Targets for Greenhouse Gas Reduction

  • While a cap and trade system may be a good idea in principle, it will have little effect without aggressive caps based on a meaningful national reduction target.
  • To date, Obama has supported two targets: cutting U.S. greenhouse gas emissions back to 1990 levels by 2020, and an 80 per cent reduction from 1990 levels by 2050.
  • By contrast, Harper's targets are 20 per cent below 2006 levels by 2020 and 60-70 per cent below 2006 levels by 2050. To frame this according to the internationally used 1990 base year, the Harper target is less than 3 per cent below 1990 level for 2020, and about 51-63 per cent below 1990 levels for 2050.
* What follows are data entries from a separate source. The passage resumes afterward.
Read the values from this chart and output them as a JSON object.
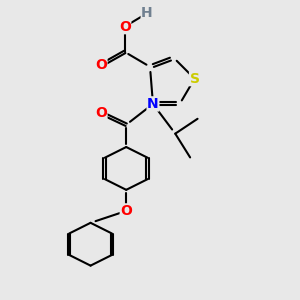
{
  "background_color": "#e8e8e8",
  "atom_colors": {
    "O": "#ff0000",
    "N": "#0000ff",
    "S": "#cccc00",
    "H": "#708090",
    "C": "#000000"
  },
  "bond_lw": 1.5,
  "font_size": 10
}
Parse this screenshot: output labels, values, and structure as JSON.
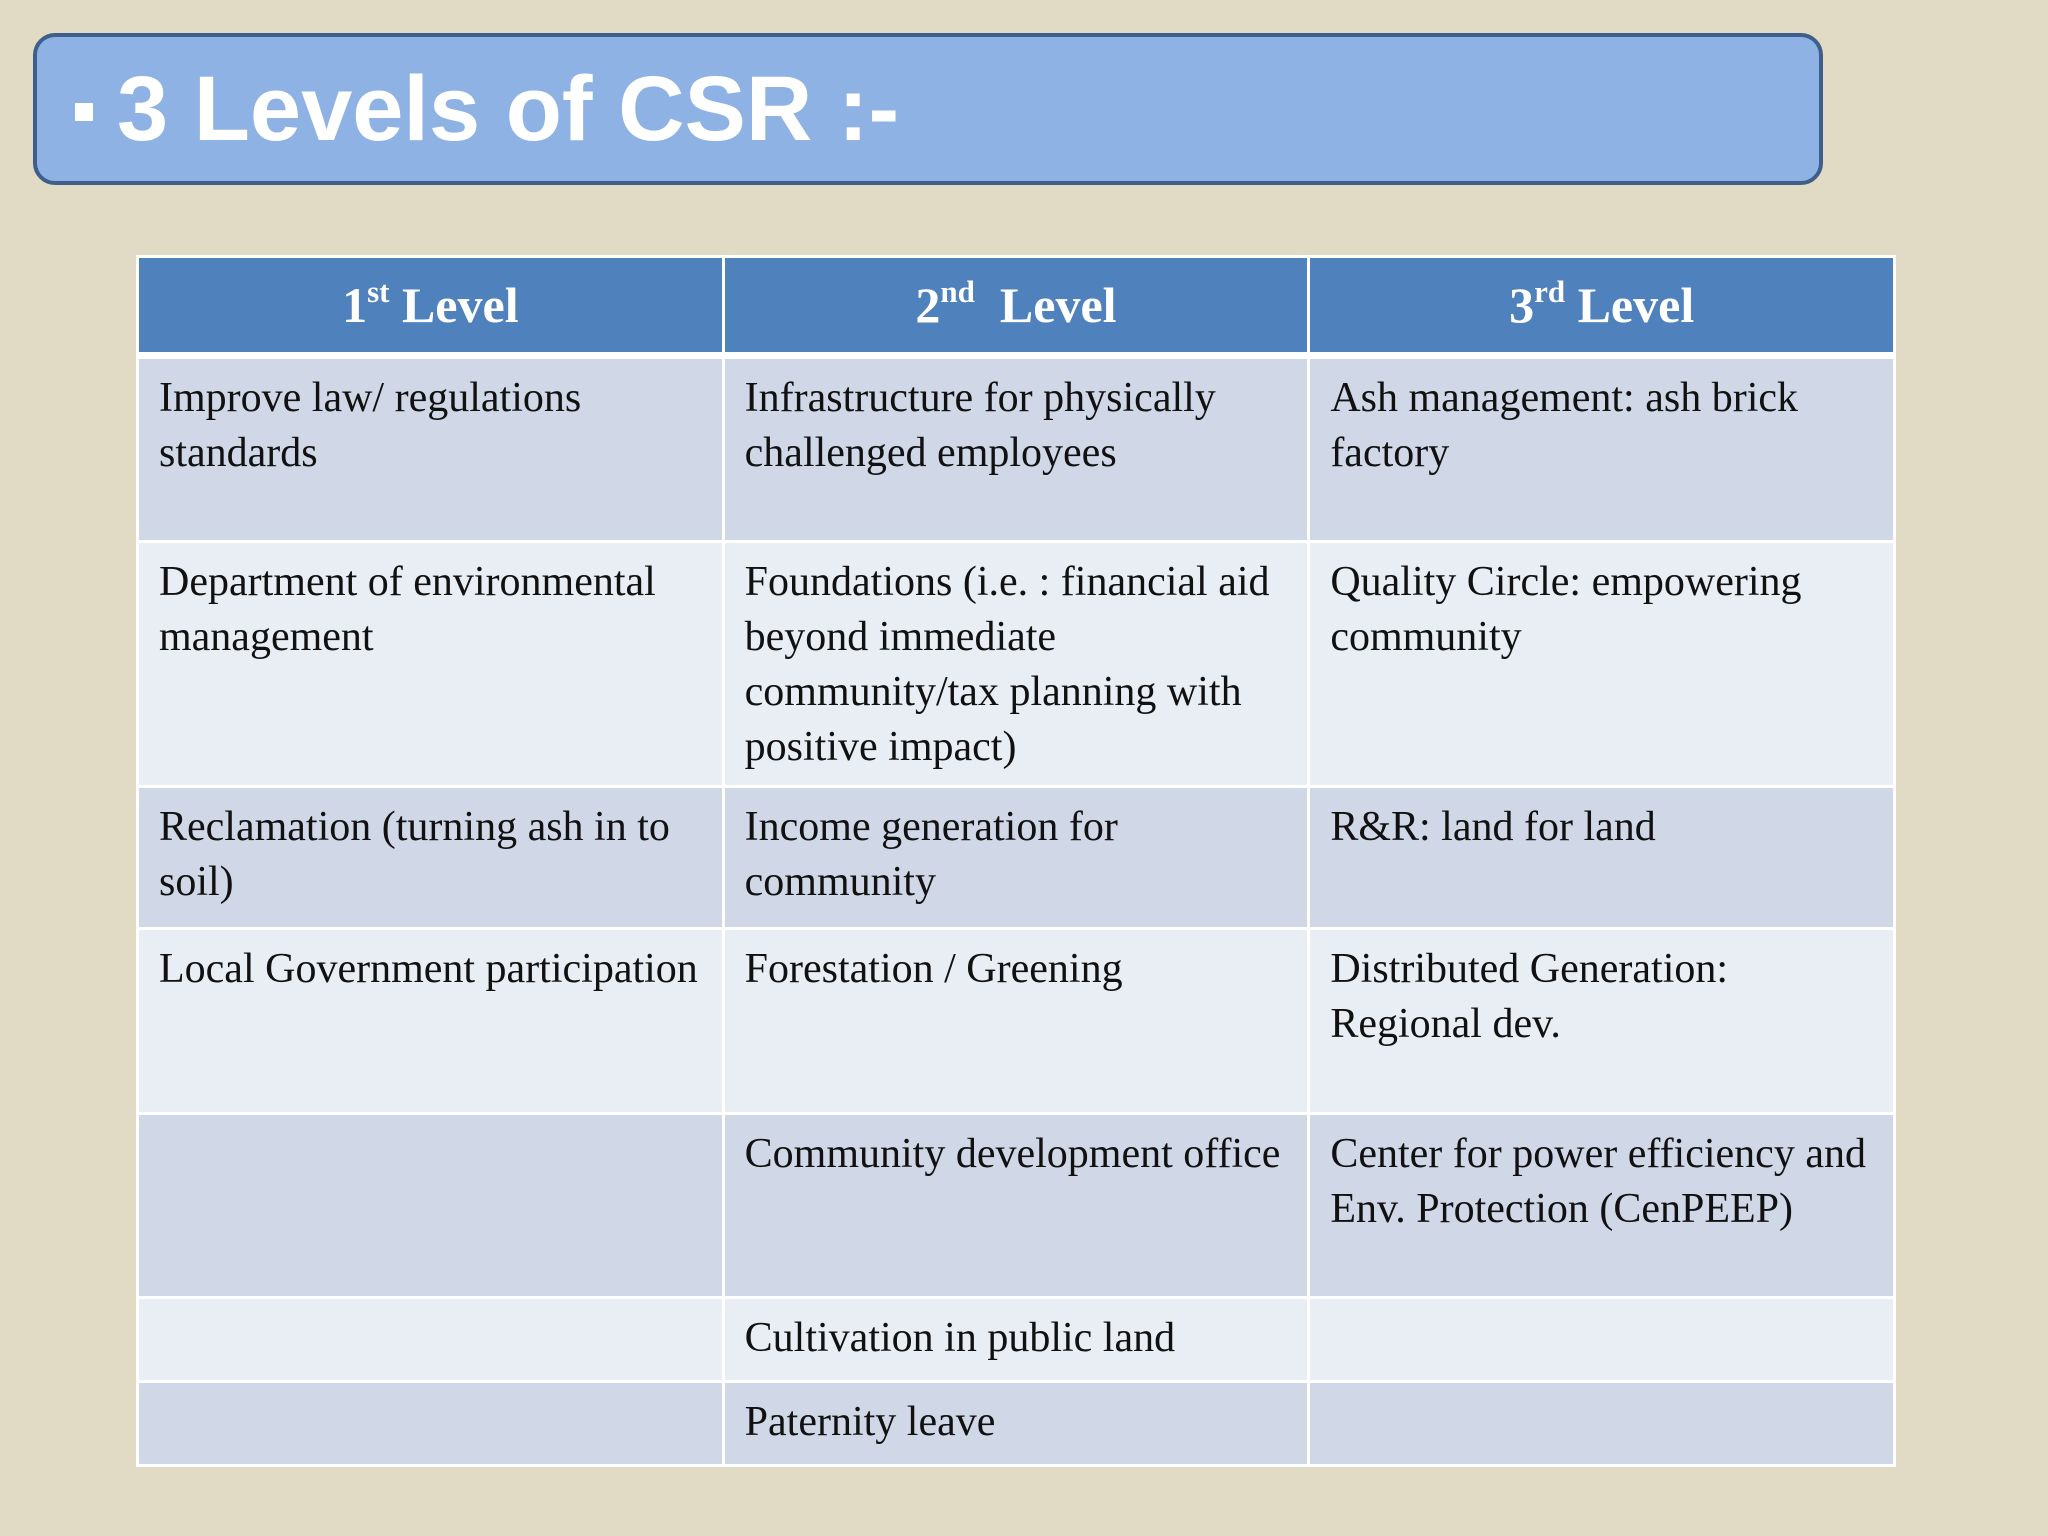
{
  "slide": {
    "title": "3 Levels of CSR :-"
  },
  "table": {
    "headers": [
      {
        "num": "1",
        "ord": "st",
        "label": "Level"
      },
      {
        "num": "2",
        "ord": "nd",
        "label": "Level"
      },
      {
        "num": "3",
        "ord": "rd",
        "label": "Level"
      }
    ],
    "rows": [
      [
        "Improve law/ regulations standards",
        "Infrastructure for physically challenged employees",
        "Ash management: ash brick factory"
      ],
      [
        "Department of environmental management",
        "Foundations (i.e. : financial aid beyond immediate community/tax planning with positive impact)",
        "Quality Circle: empowering community"
      ],
      [
        "Reclamation (turning ash in to soil)",
        "Income generation for community",
        "R&R: land for land"
      ],
      [
        "Local Government participation",
        "Forestation / Greening",
        "Distributed Generation: Regional dev."
      ],
      [
        "",
        "Community development office",
        "Center for power efficiency and Env. Protection (CenPEEP)"
      ],
      [
        "",
        "Cultivation in public land",
        ""
      ],
      [
        "",
        "Paternity leave",
        ""
      ]
    ]
  }
}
  • To put this in perspective, the Intergovernmental Panel on Climate Change (IPCC) has stated that in order to have a reasonable chance of avoiding the catastrophic impact of climate change, industrial countries will have to reduce their emissions 25-40 per cent from 1990 levels by 2020, and 80-95 per cent by 2050. Recent research suggests that even greater reductions will likely be necessary.
  • In order to avoid disastrous climate change impacts, Greenpeace is calling on both leaders to adopt the reduction target of the KYOTOplus campaign -- at least 25 per cent below 1990 levels by 2020, and at least 80 per cent below 1990 levels by 2050. kyotoplus.greenpeace.ca

Green Energy Stimulus: Harper vs. Obama

  • In its January budget, the Harper government made only a minimal green energy commitment of about $1.2 billion over two years. The total economic stimulus package was about $33 billion over two years (less loans and capital spending) (Canada's Economic Action Plan: Budget 2009, January 27, 2009, p. 30). So the green energy commitment was a minimal 4 per cent of the total package.
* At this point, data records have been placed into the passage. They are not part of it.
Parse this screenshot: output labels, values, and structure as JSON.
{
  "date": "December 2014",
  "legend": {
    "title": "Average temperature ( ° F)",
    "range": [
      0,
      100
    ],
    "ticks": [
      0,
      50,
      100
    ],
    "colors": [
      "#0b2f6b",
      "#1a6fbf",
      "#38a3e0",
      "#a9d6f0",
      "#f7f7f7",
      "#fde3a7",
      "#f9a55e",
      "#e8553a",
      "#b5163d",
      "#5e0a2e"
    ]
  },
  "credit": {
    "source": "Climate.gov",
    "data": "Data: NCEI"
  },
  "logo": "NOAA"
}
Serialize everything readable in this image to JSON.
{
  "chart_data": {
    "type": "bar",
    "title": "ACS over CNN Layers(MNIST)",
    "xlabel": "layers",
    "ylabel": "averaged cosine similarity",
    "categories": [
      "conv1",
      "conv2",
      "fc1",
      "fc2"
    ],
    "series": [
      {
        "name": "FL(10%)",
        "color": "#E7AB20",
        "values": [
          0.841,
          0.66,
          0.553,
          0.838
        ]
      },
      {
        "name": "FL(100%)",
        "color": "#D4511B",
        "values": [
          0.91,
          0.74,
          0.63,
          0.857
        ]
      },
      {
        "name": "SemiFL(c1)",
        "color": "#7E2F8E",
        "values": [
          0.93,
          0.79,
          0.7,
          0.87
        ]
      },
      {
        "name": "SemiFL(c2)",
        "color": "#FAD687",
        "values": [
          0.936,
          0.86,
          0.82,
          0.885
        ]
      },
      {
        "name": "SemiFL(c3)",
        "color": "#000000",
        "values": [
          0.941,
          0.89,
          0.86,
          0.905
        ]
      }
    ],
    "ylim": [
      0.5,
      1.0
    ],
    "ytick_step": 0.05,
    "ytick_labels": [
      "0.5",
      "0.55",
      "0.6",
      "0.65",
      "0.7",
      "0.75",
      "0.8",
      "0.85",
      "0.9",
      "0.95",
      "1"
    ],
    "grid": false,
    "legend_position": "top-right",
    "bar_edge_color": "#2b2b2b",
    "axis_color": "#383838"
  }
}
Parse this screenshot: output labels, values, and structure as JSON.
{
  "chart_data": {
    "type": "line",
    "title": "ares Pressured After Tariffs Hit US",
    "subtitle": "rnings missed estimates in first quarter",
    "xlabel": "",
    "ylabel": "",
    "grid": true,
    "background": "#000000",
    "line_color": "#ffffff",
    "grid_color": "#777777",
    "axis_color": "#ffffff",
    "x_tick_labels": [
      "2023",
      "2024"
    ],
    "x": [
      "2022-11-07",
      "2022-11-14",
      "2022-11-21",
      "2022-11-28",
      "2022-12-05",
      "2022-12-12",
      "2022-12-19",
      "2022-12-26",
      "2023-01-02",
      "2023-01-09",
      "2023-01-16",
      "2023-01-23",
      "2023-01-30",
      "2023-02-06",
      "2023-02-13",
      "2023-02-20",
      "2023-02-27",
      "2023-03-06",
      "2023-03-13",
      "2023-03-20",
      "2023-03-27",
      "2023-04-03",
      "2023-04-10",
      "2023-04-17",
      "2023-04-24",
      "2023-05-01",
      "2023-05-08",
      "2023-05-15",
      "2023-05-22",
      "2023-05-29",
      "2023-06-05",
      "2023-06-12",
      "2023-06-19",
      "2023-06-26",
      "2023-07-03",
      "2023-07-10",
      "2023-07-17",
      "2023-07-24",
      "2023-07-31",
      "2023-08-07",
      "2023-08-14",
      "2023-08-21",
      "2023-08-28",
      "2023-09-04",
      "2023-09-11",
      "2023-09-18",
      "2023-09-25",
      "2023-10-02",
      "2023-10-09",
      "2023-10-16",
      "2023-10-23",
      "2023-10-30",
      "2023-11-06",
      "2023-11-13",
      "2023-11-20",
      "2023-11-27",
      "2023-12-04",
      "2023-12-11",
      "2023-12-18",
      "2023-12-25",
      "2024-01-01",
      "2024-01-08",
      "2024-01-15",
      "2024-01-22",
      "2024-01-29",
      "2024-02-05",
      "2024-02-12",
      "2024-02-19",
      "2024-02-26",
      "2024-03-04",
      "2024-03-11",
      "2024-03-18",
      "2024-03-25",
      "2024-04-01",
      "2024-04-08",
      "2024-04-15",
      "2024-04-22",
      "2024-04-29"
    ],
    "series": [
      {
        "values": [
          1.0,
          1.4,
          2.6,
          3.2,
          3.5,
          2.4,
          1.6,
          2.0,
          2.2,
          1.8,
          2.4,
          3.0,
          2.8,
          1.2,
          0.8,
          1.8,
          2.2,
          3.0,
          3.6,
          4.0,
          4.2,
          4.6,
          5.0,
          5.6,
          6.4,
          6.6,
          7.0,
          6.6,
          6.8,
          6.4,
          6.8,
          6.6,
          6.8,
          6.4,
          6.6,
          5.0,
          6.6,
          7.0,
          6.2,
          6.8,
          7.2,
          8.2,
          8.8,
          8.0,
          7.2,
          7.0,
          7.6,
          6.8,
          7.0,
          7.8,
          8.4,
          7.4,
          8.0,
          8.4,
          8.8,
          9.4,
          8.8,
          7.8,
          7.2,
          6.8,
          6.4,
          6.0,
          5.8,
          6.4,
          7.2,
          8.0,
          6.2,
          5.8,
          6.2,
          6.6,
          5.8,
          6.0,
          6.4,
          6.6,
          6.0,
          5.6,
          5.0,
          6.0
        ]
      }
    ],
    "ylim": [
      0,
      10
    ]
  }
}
  • By comparison, the Obama administration proposed a green energy commitment of about $50 billion USD in the American Recovery and Reinvestment Bill of 2009. These measures will be applied over 12 to 18 months. A comparable investment of public funds in Canada over a two-year period would total roughly $5 billion USD (over $6 billion CAD). Thus, on a proportional basis, Prime Minister Harper is providing roughly four times less financial support for green energy than President Obama.
  • The Harper government has failed to renew the highly successful ecoENERGY for Renewable Energy program. It is a $1.48 billion Natural Resources Canada program that provides an incentive of one cent per kilowatt hour for electricity production over ten years.
  • This four-year program ends March 31, 2011, but commitments under the program are expected to end in 2009. For every dollar spent by the government, the ecoENERGY program has been able to leverage seven dollars of private investment.
  • The renewable energy industry was seeking an extension and strengthening of this program to $2.8 billion over five years to build at least 8,000 megawatts of new capacity. This would have leveraged a $6 billion investment and created an estimated 8,000 new jobs.
  • By comparison, the comparable American program for renewable energy, known as the Production Tax Credit (PTC) provides 1.9 cent per kilowatt hour. President Obama has pledged to renew the PTC for three years at a cost of about $13 billion USD.
  • While the Obama administration is making a massive investment in renewable energy, the Harper government is instead providing a $400 million subsidy to industry for the pipe dream of Carbon Capture and Storage, and $351 million for nuclear power through Atomic Energy of Canada Limited (AECL) - money that could have been spent on cheaper, cleaner, safer green energy alternatives.